China GDP Forecast Cut at UBS, Barclays and Standard Chartered
UBS Group AG, Barclays Plc and Standard Chartered Plc have cut their forecasts for China’s full-year economic growth as the country sticks to tough anti-Covid curbs and lockdowns to control a worsening virus outbreak.
UBS downgraded its gross domestic product growth forecast to 4.2% from 5% “in light of the intensified downward pressure on the economy,” economists led by Tao Wang said in a report to clients Monday. The same day, Barclays economists cut their assessment by 20 basis points to 4.3% “in expectation that Covid disruptions will be prolonged.”

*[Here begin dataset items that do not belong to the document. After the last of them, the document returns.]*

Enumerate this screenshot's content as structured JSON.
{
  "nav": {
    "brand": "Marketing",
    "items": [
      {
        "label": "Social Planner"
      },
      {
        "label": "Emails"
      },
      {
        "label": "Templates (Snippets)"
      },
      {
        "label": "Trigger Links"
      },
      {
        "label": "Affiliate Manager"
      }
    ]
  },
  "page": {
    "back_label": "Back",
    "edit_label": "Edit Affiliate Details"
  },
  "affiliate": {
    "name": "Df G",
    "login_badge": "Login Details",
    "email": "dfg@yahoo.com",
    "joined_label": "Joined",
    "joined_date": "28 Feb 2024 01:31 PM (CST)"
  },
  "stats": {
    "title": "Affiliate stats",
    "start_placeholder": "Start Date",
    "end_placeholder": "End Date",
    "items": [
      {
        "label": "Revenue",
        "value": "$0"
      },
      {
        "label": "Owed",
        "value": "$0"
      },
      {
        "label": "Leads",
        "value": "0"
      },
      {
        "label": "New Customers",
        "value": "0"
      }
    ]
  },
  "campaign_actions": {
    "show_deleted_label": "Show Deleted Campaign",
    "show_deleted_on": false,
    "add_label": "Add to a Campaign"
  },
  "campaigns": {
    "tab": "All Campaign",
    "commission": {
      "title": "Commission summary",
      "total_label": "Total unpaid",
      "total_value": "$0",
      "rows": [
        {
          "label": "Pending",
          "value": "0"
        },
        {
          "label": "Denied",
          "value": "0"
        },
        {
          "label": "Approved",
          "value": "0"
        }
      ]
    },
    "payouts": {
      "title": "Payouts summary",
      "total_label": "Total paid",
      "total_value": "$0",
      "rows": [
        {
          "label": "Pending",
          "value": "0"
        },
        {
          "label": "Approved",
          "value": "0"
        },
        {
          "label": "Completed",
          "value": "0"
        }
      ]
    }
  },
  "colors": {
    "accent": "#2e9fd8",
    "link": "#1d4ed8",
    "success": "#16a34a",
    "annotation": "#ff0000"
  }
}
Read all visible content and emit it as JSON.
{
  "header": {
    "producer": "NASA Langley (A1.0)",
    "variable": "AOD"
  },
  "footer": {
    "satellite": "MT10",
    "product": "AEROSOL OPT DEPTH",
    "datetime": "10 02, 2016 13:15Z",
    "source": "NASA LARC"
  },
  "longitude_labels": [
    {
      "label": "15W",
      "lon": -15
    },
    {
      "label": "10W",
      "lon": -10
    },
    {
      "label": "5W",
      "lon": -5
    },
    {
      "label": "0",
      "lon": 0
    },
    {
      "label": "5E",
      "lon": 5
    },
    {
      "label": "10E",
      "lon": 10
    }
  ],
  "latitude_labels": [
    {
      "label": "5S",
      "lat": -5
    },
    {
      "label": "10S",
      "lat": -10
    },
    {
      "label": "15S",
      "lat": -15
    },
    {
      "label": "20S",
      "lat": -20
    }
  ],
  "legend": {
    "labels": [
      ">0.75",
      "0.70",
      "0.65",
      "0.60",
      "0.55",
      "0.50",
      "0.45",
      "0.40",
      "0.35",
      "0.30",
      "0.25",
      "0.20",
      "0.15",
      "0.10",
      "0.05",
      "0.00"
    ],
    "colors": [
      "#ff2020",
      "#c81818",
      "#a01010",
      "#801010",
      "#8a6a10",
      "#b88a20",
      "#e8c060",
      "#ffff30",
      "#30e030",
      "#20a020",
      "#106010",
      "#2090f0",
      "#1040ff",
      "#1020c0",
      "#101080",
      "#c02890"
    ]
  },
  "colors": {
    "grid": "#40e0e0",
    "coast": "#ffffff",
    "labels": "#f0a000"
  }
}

Standard Chartered too lowered its full-year GDP projection to 5% from 5.3% in a report Monday that cited the “growing toll” from lockdowns.
The UBS economists said they expect more policy support, “mainly in the form of more infrastructure investment, stronger credit growth, and easier property policy.” But they added they don’t see the government doing “whatever it takes” to achieve a growth target of about 5.5% this year, “nor shift the Covid policy soon.”
DBS Group Holdings Ltd. recently cut its forecast for China’s economic growth by 50 basis points to 4.8% as Covid lockdowns dampen consumption and put supply chains under further strain.